Vragen van het lid Rabbae aan de minister van Onderwijs, Cultuur en Wetenschappen, over de leegloop van het ministerie van Onderwijs, Cultuur en Wetenschappen.

De heer Rabbae (GroenLinks):

Voorzitter! Uit verschillende bronnen wordt op dit moment bevestigd dat er bij het ministerie van Onderwijs, Cultuur en Wetenschappen sprake is van een toch substantiële leegloop van ambtenaren. Binnen één jaar is ongeveer 20% van alle ambtenaren vertrokken en binnen drie jaar is eenderde van de topambtenaren ook vertrokken. Kennelijk is sprake van een duiventil: men voelt zich niet thuis. De leiders wordt gebrek aan elan verweten en onzichtbaarheid en een gebrek aan flexibiliteit en een teveel aan bureaucratie. Als het zo doorgaat, mag de minister straks als laatste het licht uitdoen op zijn departement. Erkent en herkent de minister deze ontwikkeling? Wat zijn volgens hem de voornaamste oorzaken van deze toch treurige ontwikkeling? Wat gaat hij eraan doen? Deelt hij mijn mening, dat onder andere het feit dat de laatste tijd vele departementen en dus ook dat van Onderwijs, Cultuur en Wetenschappen het vernieuwingsbeleid eigenlijk overlaten aan advies- en consultatiebureaus ook een reden is waarom de ambtenaren vervreemd raken van het beleid en van het veld, zich niet meer thuisvoelen en ervoor kiezen om de benen te nemen? Wat is zijn reactie op dit feit?

Minister Hermans:

Voorzitter! Het is misschien goed om eerst even scherp te kijken naar de cijfers. Ik heb het artikel in NRC Handelsblad ook gelezen, maar ik weet niet op welke andere bronnen de heer Rabbae doelt. Het bericht is onjuist, omdat de uitstroom uit geheel Onderwijs, Cultuur en Wetenschappen in 1999 329 mensen betrof, in het artikel alleen gerelateerd aan de bezetting van het bestuursdepartement. Zo komt men tot het percentage van 20. De teller is dus goed maar de noemer is fout en dus is de uitkomst fout. Dat wil ik in alle helderheid aangeven. Juist is dat de uitstroom uit geheel Onderwijs, Cultuur en Wetenschappen in 1999 9,7% bedroeg en de uitstroom alleen uit vast dienstverband 7,2%.

Voorzitter! Ik erken en herken dat er enig verloop is in het departement en dat is maar goed ook. Sterker nog: gezien de aanpak van de algemene bestuursdienst namens de rijksoverheid spreken wij over wisselingen na vier of vijf jaar en dat is in de rijksdienst op dit moment nog niet gebruikelijk, zeker in topfuncties niet. Dat is echter iets waar wij de komende jaren veel meer naartoe moeten.

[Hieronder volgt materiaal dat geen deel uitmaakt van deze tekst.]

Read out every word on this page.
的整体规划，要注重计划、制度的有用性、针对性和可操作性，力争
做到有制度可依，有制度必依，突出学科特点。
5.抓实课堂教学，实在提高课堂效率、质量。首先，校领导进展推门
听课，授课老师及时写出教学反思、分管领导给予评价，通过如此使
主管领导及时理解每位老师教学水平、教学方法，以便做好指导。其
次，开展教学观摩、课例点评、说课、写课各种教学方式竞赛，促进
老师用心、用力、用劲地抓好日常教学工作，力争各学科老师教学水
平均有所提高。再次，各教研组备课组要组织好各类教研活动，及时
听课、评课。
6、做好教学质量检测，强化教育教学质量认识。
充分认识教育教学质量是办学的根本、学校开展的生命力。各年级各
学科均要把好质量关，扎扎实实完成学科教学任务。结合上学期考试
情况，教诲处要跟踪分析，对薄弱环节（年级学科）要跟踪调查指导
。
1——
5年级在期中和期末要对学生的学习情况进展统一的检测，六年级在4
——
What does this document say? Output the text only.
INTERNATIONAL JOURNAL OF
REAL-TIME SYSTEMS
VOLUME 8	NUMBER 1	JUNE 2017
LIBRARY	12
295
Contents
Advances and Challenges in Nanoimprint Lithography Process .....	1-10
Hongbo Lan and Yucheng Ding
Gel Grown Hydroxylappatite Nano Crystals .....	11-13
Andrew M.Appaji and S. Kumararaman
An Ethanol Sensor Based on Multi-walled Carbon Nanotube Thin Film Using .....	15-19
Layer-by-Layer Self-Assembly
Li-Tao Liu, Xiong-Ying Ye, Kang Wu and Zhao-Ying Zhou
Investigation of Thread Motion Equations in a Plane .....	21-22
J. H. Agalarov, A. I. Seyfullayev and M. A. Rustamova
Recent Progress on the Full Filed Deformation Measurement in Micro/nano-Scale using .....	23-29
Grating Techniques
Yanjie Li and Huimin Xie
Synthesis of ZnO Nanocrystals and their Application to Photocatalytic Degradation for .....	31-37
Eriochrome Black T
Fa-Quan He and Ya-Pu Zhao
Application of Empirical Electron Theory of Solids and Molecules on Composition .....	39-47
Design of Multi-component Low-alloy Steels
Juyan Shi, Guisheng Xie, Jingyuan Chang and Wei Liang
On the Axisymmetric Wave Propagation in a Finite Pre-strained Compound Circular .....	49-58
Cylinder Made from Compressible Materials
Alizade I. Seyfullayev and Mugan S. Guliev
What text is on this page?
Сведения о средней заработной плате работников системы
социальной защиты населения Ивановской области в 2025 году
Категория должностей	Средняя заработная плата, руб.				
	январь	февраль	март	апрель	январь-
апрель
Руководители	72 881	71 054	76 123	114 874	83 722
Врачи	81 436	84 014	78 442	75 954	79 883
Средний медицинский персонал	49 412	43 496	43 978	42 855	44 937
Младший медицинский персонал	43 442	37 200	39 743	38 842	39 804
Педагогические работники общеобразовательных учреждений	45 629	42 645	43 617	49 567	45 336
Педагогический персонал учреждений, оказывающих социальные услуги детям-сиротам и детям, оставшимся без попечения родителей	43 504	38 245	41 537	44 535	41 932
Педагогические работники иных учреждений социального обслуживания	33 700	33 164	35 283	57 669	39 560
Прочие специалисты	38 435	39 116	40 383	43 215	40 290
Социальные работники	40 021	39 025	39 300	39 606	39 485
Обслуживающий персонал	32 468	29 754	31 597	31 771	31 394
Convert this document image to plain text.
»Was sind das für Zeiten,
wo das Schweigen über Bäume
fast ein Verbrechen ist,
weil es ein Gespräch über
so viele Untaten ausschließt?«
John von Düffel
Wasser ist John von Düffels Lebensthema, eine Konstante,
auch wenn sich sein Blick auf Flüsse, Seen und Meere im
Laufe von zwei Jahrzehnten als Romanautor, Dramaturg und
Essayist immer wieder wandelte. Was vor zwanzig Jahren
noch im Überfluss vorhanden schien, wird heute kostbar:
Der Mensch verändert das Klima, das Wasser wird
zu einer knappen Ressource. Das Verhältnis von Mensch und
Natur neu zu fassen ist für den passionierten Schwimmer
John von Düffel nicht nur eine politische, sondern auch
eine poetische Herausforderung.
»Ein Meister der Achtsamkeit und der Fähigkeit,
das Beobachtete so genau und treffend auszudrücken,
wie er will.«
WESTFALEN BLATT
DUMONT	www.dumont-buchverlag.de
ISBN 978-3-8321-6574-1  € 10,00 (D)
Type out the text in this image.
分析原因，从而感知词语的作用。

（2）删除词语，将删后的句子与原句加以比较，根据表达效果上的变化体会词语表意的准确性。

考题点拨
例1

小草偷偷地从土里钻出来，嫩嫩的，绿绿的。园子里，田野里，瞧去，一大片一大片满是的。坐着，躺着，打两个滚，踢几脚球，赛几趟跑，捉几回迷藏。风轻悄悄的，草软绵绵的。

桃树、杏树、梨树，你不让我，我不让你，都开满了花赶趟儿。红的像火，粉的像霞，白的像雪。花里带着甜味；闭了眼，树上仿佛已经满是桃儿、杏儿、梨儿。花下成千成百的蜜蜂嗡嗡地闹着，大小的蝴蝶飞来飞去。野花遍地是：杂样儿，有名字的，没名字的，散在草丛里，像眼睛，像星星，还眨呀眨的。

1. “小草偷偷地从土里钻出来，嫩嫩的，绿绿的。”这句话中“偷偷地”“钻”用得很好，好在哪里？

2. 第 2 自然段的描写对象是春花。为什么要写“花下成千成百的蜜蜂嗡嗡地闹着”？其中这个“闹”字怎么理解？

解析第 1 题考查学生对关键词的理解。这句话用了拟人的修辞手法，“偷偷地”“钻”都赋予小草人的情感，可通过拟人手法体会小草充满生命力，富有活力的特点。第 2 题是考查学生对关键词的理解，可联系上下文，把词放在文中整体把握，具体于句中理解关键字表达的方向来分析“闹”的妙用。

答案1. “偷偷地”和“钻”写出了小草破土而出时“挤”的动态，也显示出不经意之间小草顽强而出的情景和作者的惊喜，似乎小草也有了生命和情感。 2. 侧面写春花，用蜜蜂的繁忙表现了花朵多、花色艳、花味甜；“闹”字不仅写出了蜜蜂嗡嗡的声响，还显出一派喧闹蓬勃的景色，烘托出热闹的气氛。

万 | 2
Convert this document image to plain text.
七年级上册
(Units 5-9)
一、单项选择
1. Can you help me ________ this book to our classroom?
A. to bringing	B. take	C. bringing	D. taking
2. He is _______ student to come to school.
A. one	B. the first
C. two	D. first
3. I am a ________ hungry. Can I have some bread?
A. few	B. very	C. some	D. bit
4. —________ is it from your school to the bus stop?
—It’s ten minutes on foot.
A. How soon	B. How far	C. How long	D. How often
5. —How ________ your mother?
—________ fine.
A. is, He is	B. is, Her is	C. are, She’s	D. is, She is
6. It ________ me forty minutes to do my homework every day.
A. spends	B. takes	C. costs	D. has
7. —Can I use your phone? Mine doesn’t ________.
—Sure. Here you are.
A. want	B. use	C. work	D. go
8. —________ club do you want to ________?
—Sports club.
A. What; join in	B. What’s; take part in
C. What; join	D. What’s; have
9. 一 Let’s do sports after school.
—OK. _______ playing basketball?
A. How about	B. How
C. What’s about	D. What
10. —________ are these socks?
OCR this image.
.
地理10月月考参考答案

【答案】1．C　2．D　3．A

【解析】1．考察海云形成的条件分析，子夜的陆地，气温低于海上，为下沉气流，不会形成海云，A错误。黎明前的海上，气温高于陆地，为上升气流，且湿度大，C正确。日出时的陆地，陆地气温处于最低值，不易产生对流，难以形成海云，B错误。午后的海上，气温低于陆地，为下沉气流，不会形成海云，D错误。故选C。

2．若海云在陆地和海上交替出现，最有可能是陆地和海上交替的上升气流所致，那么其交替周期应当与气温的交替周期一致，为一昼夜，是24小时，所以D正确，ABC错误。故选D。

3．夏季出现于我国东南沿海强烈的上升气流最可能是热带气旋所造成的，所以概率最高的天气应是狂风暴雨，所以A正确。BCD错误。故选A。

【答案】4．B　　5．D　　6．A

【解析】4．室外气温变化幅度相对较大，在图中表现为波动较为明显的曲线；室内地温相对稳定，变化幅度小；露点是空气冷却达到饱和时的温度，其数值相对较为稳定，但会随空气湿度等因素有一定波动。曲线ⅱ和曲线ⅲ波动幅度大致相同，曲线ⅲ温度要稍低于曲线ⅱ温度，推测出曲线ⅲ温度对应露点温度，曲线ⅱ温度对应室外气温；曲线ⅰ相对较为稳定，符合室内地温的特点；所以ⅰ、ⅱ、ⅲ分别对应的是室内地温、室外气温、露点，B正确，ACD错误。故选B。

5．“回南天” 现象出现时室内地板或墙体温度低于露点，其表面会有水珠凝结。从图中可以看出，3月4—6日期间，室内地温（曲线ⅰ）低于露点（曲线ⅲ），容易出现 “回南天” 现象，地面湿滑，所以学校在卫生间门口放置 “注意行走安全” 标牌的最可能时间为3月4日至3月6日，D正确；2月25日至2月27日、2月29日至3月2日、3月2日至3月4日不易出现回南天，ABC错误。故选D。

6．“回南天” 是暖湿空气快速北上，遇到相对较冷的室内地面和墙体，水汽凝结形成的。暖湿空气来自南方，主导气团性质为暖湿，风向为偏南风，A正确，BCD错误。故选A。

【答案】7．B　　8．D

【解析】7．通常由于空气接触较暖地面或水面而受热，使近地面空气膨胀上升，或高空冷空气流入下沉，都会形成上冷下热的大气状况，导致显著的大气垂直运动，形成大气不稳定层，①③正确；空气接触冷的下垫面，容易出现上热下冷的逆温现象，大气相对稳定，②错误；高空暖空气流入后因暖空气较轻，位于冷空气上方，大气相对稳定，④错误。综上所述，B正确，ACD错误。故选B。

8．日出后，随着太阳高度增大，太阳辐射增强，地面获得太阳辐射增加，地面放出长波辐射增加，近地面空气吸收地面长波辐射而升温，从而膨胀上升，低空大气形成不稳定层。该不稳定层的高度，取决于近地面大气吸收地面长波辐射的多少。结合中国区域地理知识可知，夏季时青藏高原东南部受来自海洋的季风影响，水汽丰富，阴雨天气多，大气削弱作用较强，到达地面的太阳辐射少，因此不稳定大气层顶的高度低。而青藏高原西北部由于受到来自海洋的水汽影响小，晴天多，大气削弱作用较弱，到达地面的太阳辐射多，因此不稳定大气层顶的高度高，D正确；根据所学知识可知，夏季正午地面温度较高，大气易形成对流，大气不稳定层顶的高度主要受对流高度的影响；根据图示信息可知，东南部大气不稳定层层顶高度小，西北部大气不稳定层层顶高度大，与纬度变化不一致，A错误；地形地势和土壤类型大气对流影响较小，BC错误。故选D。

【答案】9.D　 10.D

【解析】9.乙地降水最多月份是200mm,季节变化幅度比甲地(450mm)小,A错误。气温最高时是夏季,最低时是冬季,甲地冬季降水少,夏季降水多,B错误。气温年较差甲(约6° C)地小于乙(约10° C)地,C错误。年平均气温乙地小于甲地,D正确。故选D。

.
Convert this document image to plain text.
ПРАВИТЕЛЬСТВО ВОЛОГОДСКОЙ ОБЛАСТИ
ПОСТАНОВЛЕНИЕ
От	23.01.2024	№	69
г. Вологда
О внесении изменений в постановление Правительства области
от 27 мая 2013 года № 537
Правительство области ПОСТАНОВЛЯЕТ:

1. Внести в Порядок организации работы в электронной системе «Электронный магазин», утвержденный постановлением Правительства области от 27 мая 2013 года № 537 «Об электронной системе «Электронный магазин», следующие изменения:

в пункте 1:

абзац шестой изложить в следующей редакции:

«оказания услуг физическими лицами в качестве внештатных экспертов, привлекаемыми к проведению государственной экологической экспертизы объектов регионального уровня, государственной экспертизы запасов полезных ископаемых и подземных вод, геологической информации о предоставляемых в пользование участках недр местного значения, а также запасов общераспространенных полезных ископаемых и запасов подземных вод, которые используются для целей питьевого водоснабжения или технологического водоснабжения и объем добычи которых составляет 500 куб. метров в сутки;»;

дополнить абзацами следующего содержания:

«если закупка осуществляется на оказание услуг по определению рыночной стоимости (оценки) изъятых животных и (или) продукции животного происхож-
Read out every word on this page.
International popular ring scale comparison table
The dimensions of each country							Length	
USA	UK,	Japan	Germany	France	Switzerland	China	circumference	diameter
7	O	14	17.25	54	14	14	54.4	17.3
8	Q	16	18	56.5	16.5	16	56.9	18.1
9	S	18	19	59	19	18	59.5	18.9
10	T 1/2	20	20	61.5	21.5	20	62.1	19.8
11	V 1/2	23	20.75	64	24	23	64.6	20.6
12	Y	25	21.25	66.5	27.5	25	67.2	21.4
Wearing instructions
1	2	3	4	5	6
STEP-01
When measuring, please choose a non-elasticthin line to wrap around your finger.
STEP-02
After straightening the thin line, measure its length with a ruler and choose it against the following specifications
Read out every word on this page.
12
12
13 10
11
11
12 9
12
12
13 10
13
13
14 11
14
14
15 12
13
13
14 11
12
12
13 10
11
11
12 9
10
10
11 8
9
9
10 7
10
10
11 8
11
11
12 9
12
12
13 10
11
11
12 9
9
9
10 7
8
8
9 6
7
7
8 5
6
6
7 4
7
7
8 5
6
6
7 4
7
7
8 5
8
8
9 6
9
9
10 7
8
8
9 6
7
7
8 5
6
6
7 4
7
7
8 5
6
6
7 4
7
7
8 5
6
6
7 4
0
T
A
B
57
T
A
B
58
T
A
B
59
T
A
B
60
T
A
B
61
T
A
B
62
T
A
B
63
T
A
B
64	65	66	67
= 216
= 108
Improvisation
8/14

Ik erken ook dat binnen het departement sprake moet zijn van enige vernieuwing en verversing. Er is sprake van verandering van beleid en van de positie van het departement en van een verandering van de gehele aanpak vanuit Onderwijs, Cultuur en Wetenschappen. Dat betekent dat daar ook andere mensen moeten willen werken dan vroeger. Dat is heel erg goed.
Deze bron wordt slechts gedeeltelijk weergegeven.